The only way to increase the converged score is to use a different (usually more complicated) model.

  • in the right panel: by moving to a much more complicated model, we increase the score of convergence (indicated by the dashed line)
  • at the expense of higher model variance (indicated by the difference between the training and validation scores).

If we were to add even more data points, the learning curve for the more complicated model would eventually converge.

Plotting a learning curve for your particular choice of model and dataset can help you to make this type of decision about how to move forward in improving your analysis.
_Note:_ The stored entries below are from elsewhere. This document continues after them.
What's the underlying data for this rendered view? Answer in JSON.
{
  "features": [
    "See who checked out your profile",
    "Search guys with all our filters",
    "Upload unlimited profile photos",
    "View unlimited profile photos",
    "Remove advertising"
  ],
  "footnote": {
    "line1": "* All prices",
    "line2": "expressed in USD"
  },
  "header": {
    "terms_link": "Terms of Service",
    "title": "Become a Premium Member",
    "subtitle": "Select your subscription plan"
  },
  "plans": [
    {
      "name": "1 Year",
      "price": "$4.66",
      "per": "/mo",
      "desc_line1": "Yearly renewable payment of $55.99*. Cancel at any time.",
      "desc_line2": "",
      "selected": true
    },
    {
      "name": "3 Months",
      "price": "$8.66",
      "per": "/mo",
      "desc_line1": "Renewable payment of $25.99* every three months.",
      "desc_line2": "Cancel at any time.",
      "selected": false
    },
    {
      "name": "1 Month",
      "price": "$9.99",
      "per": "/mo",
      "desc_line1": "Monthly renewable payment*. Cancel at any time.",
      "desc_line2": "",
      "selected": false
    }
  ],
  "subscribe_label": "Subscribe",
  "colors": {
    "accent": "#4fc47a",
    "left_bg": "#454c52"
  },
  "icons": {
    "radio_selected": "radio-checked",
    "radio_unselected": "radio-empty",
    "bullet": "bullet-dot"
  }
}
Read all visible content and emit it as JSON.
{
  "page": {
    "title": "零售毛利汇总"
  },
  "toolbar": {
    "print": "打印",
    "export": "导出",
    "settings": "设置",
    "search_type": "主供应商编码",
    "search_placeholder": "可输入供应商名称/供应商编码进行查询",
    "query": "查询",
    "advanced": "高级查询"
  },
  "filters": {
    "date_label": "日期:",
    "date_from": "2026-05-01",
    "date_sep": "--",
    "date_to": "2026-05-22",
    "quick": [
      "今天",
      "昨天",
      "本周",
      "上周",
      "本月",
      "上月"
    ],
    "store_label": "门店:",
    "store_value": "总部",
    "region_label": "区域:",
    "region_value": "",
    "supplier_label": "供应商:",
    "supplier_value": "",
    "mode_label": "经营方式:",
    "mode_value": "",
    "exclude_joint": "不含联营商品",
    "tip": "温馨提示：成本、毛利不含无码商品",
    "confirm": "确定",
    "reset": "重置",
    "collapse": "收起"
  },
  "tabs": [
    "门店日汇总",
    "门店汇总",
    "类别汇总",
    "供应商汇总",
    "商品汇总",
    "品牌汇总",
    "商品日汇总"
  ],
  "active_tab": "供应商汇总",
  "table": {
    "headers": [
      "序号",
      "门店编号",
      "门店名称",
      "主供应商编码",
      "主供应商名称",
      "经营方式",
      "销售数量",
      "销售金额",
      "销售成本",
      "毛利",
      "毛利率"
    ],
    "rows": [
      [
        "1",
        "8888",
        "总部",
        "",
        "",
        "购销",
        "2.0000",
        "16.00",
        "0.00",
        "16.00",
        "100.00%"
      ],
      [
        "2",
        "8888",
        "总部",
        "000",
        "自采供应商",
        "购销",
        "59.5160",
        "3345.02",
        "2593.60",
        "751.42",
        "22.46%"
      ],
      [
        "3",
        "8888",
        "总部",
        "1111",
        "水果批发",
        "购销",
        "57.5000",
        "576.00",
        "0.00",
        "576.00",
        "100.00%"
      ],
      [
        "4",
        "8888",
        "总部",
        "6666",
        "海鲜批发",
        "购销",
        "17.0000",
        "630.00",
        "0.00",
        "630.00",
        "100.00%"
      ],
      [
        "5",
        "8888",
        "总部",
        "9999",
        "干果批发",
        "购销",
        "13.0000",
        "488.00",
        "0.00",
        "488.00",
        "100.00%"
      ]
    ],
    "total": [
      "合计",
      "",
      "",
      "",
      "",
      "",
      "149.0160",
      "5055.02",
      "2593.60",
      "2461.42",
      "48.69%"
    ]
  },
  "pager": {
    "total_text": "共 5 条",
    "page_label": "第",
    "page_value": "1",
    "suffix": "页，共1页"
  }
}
The trade-off between bias and variance, and its dependence on model complexity and training set size.

In practice, models generally have more than one knob to turn

  • plots of validation and learning curves change from lines to multi-dimensional surfaces.
    • such visualizations are difficult
    • we would rather simply find the particular model that maximizes the validation score.

Scikit-Learn provides automated tools to do this in the grid search module.

Here is an example of using grid search to find the optimal polynomial model.

We will explore a three-dimensional grid of model features;

  • the polynomial degree,
  • the flag telling us whether to fit the intercept
  • the flag telling us whether to normalize the problem.

This can be set up using Scikit-Learn's GridSearchCV meta-estimator:


In [42]:
from sklearn.grid_search import GridSearchCV

param_grid = {'polynomialfeatures__degree': np.arange(21),
              'linearregression__fit_intercept': [True, False],
              'linearregression__normalize': [True, False]}

grid = GridSearchCV(PolynomialRegression(), param_grid, cv=7)

Notice that like a normal estimator, this has not yet been applied to any data.

Calling the fit() method will fit the model at each grid point, keeping track of the scores along the way:


In [43]:
grid.fit(X, y);

Now that this is fit, we can ask for the best parameters as follows:


In [44]:
grid.best_params_


Out[44]:
{'linearregression__fit_intercept': False,
 'linearregression__normalize': True,
 'polynomialfeatures__degree': 4}

Finally, if we wish, we can use the best model and show the fit to our data using code from before:


In [45]:
model = grid.best_estimator_

plt.scatter(X.ravel(), y)
lim = plt.axis()
y_test = model.fit(X, y).predict(X_test)
plt.plot(X_test.ravel(), y_test, hold=True);
plt.axis(lim);


The grid search provides many more options, including the ability

  • to specify a custom scoring function,
  • to parallelize the computations,
  • to do randomized searches, and more.

For information, see the examples in In-Depth: Kernel Density Estimation and Feature Engineering: Working with Images, or refer to Scikit-Learn's grid search documentation.

Summary

In this section, we have begun to explore the concept of model validation and hyperparameter optimization, focusing on intuitive aspects of the bias–variance trade-off and how it comes into play when fitting models to data.

In particular, we found that the use of a validation set or cross-validation approach is vital when tuning parameters in order to avoid over-fitting for more complex/flexible models.